Rachel is a 7-year-old girl who presents to your clinic with a chief complaint of “fever and a rash.”

HPI: Her symptoms began a few days ago, after returning from a two-week-long vacation in California. Rachel complains of “feeling hot,” has a headache and sore throat, and is tired. Her mother states that she thought it was the flu, as her condition began with a high fever, cough, runny nose, and watery eyes: “Then her throat started hurting and this rash broke out on her body.” Sick contacts include her cousin in California who “had a cold.”

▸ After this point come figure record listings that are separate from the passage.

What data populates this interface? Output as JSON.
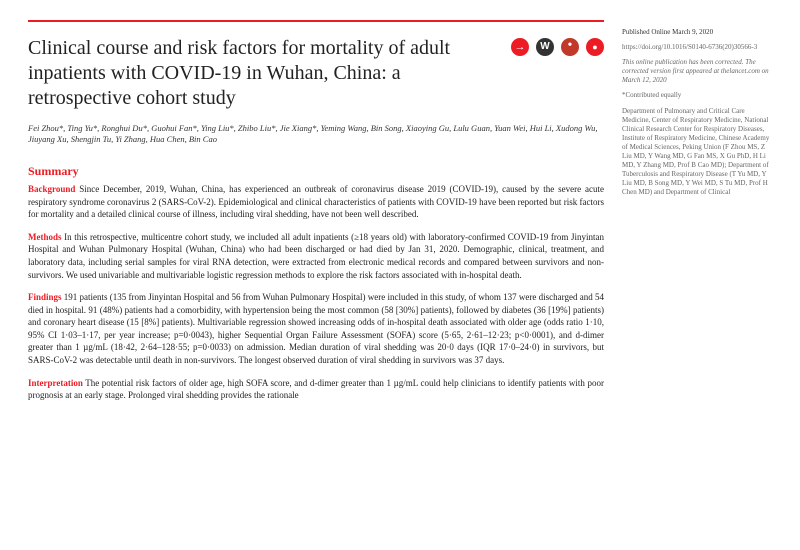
{
  "accent_color": "#ed1c24",
  "title": "Clinical course and risk factors for mortality of adult inpatients with COVID-19 in Wuhan, China: a retrospective cohort study",
  "authors": "Fei Zhou*, Ting Yu*, Ronghui Du*, Guohui Fan*, Ying Liu*, Zhibo Liu*, Jie Xiang*, Yeming Wang, Bin Song, Xiaoying Gu, Lulu Guan, Yuan Wei, Hui Li, Xudong Wu, Jiuyang Xu, Shengjin Tu, Yi Zhang, Hua Chen, Bin Cao",
  "summary_heading": "Summary",
  "sections": {
    "background": {
      "lead": "Background",
      "text": " Since December, 2019, Wuhan, China, has experienced an outbreak of coronavirus disease 2019 (COVID-19), caused by the severe acute respiratory syndrome coronavirus 2 (SARS-CoV-2). Epidemiological and clinical characteristics of patients with COVID-19 have been reported but risk factors for mortality and a detailed clinical course of illness, including viral shedding, have not been well described."
    },
    "methods": {
      "lead": "Methods",
      "text": " In this retrospective, multicentre cohort study, we included all adult inpatients (≥18 years old) with laboratory-confirmed COVID-19 from Jinyintan Hospital and Wuhan Pulmonary Hospital (Wuhan, China) who had been discharged or had died by Jan 31, 2020. Demographic, clinical, treatment, and laboratory data, including serial samples for viral RNA detection, were extracted from electronic medical records and compared between survivors and non-survivors. We used univariable and multivariable logistic regression methods to explore the risk factors associated with in-hospital death."
    },
    "findings": {
      "lead": "Findings",
      "text": " 191 patients (135 from Jinyintan Hospital and 56 from Wuhan Pulmonary Hospital) were included in this study, of whom 137 were discharged and 54 died in hospital. 91 (48%) patients had a comorbidity, with hypertension being the most common (58 [30%] patients), followed by diabetes (36 [19%] patients) and coronary heart disease (15 [8%] patients). Multivariable regression showed increasing odds of in-hospital death associated with older age (odds ratio 1·10, 95% CI 1·03–1·17, per year increase; p=0·0043), higher Sequential Organ Failure Assessment (SOFA) score (5·65, 2·61–12·23; p<0·0001), and d-dimer greater than 1 µg/mL (18·42, 2·64–128·55; p=0·0033) on admission. Median duration of viral shedding was 20·0 days (IQR 17·0–24·0) in survivors, but SARS-CoV-2 was detectable until death in non-survivors. The longest observed duration of viral shedding in survivors was 37 days."
    },
    "interpretation": {
      "lead": "Interpretation",
      "text": " The potential risk factors of older age, high SOFA score, and d-dimer greater than 1 µg/mL could help clinicians to identify patients with poor prognosis at an early stage. Prolonged viral shedding provides the rationale"
    }
  },
  "sidebar": {
    "published": "Published Online March 9, 2020",
    "doi": "https://doi.org/10.1016/S0140-6736(20)30566-3",
    "correction": "This online publication has been corrected. The corrected version first appeared at thelancet.com on March 12, 2020",
    "contrib": "*Contributed equally",
    "affil": "Department of Pulmonary and Critical Care Medicine, Center of Respiratory Medicine, National Clinical Research Center for Respiratory Diseases, Institute of Respiratory Medicine, Chinese Academy of Medical Sciences, Peking Union (F Zhou MS, Z Liu MD, Y Wang MD, G Fan MS, X Gu PhD, H Li MD, Y Zhang MD, Prof B Cao MD); Department of Tuberculosis and Respiratory Disease (T Yu MD, Y Liu MD, B Song MD, Y Wei MD, S Tu MD, Prof H Chen MD) and Department of Clinical"
  }
}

History: NKDA, medication—ibuprofen 200 mg p.o., given for a fever of 102°F with the last dose four hours ago. The patient has no history of hospitalizations, surgery, or chronic illness. Past childhood history is significant for varicella at age 6 years; her mother states, “We don’t believe in vaccines, so we had a chicken pox party.” Her last physical exam was the 5-year-old kindergarten physical, and the parents opted out of the recommended childhood vaccinations due to personal “religious belief.”

Vital signs: Temperature, 102°F orally; pulse, 100 beats per minute; respiration, 24 breaths per minute, unlabored; blood pressure, 90/60 mmHg.

She is alert, but clinging to her mother and coughing. Skin—a maculopapular rash on her entire body, small white spots in her red oral mucosal; coryza—clear nasal discharge and eyes; pupils equal, round, react to light, accommodation, with conjunctivitis bilaterally. Neck is supple with enlarged cervical lymph nodes. Lungs are CTA, heart RRR S1 S2. Abdomen is soft, nontender.

Assessment: You suspect a case of measles and ask the nurse to isolate her in the exam room and use airborne precautions. After making your initial assessment, treating the fever and the patient, you collect a throat swab and send out serum labs to include measles-specific IgM antibody and measles RNA by real-time polymerase chain reaction (RT-PCR).

What would be the most appropriate next step response to stop an outbreak in your community? You should notify the local health department if you suspect it is a possible measles infection within 24 hours.

Reflective question: How will you discuss vaccinations with your patients who “opt out” of recommended vaccines?